Built UC20 Rasperry Pi image hangs on boot

Previous issue reported has been solved also on armhf with:

This is encouraging,
but I am not sure it works using a recent generated key:

For the record I am still observing this:

[ 8.464501] the-tool[207]: 2021/04/26 10:28:50.214073 secboot_tpm.go:222: cannot open TPM connection: no TPM2 device is available
[ 8.488510] [the-toolFAILED[207]: ] error: cannot load metadata and verify essential bootstrap snaps [base kernel snapd gadget]: cannot accept some assertions:Failed to start the-tool.service.

[8.489324] the-tool[207]: - assertion is signed with expired public key “???” from “???”

[ 8.548594] systemd[1]: the-tool.service: Main process exited, code=exited, status=1/FAILURE
[ 8.568428] systemd[1]: the-tool.service: Failed with result ‘exit-code’.
[ 8.584401] systemd[1]: Failed to start the-tool.service.
[ 8.604353] systemd[1]: Startup finished in 2.246s (kernel) + 0 (initrd) + 6.273s (userspace) = 8.520s.

Image contains those edge’s snaps:

core20 1029
pi 101
pi-kernel 284
snapd 11990

I am using edge tools:

snapcraft 4.7.1 6466 latest/stable canonical✓ classic
snapd 2.50+git1685.g72d9b26 11987 latest/edge canonical✓ snapd
ubuntu-image 1.11+snap1 218 latest/edge canonical✓ classic

Relate-to:

https://forum.snapcraft.io/search?q=assertion%20is%20signed%20with%20expired%20public%20key

hmm, i would have expected this to be fixed by:

That fix needs to be released into the initrd, which takes a bit of time. The release process steps for the uc20 initrd are as follows:

1. Fix snap-bootstrap in master ✓
2. Release snapd Deb with fixed snap-bootstrap to snappy-dev image PPA for focal ✓
3. Rebuild the ubuntu-core-initramfs package to use the snapd Deb from 2
4. Rebuild the kernel snap using the ubuntu-core-initramfs PKG from 3

AIUI, 3 is being done right now, and 4 is done at least every 2 weeks as per kernel SRU cadence

@ijohnson ok thx for feedback I am looking at tip of this repo:

Currently " 2021-04-26 [UBUNTU: Ubuntu-pi-5.4.0-1035.38]"
so I guess a new version will be released soon.

Meanwhile I’ve tried Pi3 with an external RTC module (pcf8563) but I am afraid it won’t work on current base as I commented at:

I’ll try to rebuild kernel maybe later but I am unsure this can be done without signing it using canonical keys, BTW I’ll be curious to know if it is possible to rebuild from scratch all snaps from UC, and if this is documented anywhere.
Well, I’ve found some hints on this page:

Sorry if i am drifting a bit from the subject of this thread, but it might also help other blocked users.

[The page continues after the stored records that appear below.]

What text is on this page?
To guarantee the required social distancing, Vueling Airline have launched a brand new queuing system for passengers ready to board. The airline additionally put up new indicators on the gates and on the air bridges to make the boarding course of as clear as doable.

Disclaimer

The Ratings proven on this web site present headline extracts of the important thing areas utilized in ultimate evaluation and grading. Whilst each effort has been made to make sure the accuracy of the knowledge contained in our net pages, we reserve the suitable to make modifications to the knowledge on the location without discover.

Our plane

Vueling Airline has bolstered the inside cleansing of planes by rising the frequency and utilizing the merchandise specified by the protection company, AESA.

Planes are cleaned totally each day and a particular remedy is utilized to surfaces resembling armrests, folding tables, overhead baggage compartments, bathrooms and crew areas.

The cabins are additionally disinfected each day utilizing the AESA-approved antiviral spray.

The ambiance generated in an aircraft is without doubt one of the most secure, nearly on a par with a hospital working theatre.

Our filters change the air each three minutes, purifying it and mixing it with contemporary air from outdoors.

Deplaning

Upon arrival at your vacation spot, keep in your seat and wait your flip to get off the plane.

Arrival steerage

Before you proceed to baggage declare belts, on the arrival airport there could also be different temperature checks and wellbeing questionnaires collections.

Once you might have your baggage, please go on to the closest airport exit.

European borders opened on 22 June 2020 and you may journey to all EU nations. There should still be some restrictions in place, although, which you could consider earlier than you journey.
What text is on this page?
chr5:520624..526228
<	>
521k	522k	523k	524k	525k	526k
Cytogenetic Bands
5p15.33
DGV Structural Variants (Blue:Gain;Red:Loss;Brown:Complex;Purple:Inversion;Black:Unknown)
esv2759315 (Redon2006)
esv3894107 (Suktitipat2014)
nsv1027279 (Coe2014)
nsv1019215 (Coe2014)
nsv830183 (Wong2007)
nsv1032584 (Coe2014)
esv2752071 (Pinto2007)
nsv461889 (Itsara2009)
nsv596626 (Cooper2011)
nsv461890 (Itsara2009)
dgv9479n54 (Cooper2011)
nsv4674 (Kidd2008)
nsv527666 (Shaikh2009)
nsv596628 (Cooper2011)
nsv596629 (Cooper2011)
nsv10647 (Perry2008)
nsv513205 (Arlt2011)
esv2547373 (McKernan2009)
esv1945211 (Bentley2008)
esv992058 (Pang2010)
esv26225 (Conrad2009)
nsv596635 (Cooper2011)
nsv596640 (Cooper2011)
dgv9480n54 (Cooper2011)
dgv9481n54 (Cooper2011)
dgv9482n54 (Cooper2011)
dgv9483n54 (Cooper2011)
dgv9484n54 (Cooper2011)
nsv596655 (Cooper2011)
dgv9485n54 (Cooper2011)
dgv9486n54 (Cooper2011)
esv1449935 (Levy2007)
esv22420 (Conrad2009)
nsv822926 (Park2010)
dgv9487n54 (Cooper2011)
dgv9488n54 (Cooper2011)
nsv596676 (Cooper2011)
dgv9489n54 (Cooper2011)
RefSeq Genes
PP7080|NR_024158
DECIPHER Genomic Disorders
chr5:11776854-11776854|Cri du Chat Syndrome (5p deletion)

To be clear about my steps above, step 3 is now done - version 45 of ubuntu-core-initramfs is now released to the snappy-dev image PPA, so we just need the 20 channel of the pi-kernel to be rebuilt to pick it up (step 4).

For the pi, since you don’t need to sign it with EFI keys or anything like that the way you need to do for amd64 due to UEFI, you can just rebuild the kernel and use a dangerous model assertion. I have not build the pi-kernel myself before, but I understand it to be a bit complicated, perhaps @ogra or @ondra have some pointers on how to build a kernel snap for UC20

At some point we should definitely have a doc page about how to build all the snaps from scratch like this, but it would take a while to get everything together for that

Totally not complicated … for custom kernels that do not need to be built from the binary deb the kernel trees all ship a snapcraft.yaml in the top-level of the tree … you just call snapcraft when in the tree … (current snapcraft does not support --target-arch so you need to do it on the native target architecture)

Some updates, it’s fixed !!!

thanks a lot to those who were involved in updates.

I was able to build and boot my own arm64 images for pi3 or pi4 using:

core20 1033
mir-kiosk 6981
pi 97
pi-kernel 285
pinball-table-hurd 20
snapd 12068

If curious there is more to come about this “demo” project:

Does core20 on stable channel work now?